Il résulte de ce qui précède que Mme B… n’est pas fondée à engager la responsabilité pour faute du département du Rhône. Ses conclusions présentées à fin d’indemnisation doivent, par suite, être rejetées.
Sur les frais d’instance :
Les dispositions de l’article L. 761-1 du code de justice administrative font obstacle à ce qu’il en soit fait application à l’encontre du département du Rhône, qui n’est pas partie perdante. Il y a lieu en revanche, de mettre à la charge de Mme B… une somme de 750 euros à verser au département du Rhône au titre de chaque instance sur le fondement de l’article L. 761-1 du code de justice administrative.
D E C I D E :
Article 1er : Les requêtes de Mme B… sont rejetées.

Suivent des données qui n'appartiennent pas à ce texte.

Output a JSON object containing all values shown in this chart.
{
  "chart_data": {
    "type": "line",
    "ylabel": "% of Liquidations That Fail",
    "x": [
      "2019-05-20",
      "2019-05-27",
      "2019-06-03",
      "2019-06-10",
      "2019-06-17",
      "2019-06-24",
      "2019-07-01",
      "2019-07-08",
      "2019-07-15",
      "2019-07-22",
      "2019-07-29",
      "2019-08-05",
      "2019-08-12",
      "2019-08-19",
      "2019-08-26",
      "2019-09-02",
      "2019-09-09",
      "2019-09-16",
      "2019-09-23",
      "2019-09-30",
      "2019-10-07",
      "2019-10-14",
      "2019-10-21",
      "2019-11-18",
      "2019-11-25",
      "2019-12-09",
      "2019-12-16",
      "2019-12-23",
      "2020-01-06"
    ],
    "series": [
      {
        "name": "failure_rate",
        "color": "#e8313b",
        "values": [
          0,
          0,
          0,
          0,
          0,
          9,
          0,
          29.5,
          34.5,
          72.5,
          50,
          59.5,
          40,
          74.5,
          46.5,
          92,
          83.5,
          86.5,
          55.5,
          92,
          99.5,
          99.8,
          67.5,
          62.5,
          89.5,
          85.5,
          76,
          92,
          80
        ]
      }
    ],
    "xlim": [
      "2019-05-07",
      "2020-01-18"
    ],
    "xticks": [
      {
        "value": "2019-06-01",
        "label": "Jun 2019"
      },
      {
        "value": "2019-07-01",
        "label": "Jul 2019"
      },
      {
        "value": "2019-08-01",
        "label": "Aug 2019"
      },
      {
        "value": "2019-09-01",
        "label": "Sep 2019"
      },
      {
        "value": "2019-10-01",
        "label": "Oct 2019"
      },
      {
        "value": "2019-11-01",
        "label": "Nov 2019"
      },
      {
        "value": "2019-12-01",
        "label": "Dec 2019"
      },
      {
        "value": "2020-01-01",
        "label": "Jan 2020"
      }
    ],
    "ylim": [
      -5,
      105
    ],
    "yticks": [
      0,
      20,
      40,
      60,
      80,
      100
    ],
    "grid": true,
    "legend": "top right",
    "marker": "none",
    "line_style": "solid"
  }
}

Article 2 : Mme B… versera une somme de 750 euros au département du Rhône au titre de chaque instance sur le fondement de l’article L. 761-1 du code de justice administrative.
Article 3 : Le présent jugement sera notifié à Mme A… B… et au département du Rhône.
Délibéré après l’audience du 16 janvier 2026, à laquelle siégeaient :
Mme Dèche, présidente,
Mme Monteiro, première conseillère,
Mme Lacroix, première conseillère.
Rendu public par mise à disposition au greffe le 30 janvier 2026.
La rapporteure,
A. Lacroix
La présidente,
P. Dèche
La greffière,
S. Hosni
La République mande et ordonne à la préfète du Rhône en ce qui la concerne ou à tous commissaires de justice à ce requis en ce qui concerne les voies de droit commun, contre les parties privées, de pourvoir à l’exécution de la présente décision.